Proper procedure/etiquette for reporting a security bug to a fintech


Hi - For one of my side businesses, I have a business checking account with a fintech company. (That is, not a bank, but rather providing a user interface on top of an existing bank.) I've been plenty happy with the service (all the features I need, no fees, no hassle). In the course of using my account, I accidentally stumbled across a security bug, where the website will leak other clients' private information.

I tried to get in touch with some higher-ups (co-founder and lead engineer) via LinkedIn, but no luck. I emailed support asking to get connected with some higher ups to report the bug, and they thought I was asking for a job. I called support, and the rep didn't seem to understand the nature or the gravity of the security bug, and said they were forward my report to the "accounts department".

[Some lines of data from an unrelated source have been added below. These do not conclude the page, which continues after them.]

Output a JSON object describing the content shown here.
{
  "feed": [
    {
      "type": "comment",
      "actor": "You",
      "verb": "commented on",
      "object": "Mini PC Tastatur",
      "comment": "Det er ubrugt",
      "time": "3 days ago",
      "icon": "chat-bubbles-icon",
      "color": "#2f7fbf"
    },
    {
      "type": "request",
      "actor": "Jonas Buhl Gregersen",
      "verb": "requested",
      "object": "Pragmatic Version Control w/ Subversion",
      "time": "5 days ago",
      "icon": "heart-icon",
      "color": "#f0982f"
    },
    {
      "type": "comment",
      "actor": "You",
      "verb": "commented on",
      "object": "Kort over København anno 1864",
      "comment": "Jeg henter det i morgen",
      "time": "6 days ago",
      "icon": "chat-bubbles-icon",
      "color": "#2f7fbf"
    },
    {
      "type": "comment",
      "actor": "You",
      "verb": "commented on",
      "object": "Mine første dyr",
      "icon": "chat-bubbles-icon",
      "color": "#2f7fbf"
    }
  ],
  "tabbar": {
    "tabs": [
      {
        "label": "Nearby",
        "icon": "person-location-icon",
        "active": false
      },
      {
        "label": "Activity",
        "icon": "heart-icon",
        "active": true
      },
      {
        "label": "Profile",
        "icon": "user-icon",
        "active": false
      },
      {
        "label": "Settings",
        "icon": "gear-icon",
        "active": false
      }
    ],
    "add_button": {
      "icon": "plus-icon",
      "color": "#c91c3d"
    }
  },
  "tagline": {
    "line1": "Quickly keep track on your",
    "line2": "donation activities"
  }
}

Anyhow, what is the normal and proper procedure you would follow to report this to the organization?

I appreciate the insight!

  👤 akerl_ Accepted Answer ✓
The normal way for the average company is basically what you're experiencing. Eventually you'll either get lucky and get a useful response, give up, or publish the vuln to the public.

In medium/large tech companies, you'll often have a security@ or a bug bounty program or some other clear way to report a vuln, but without naming the company there's not much we can do to guess how to contact them.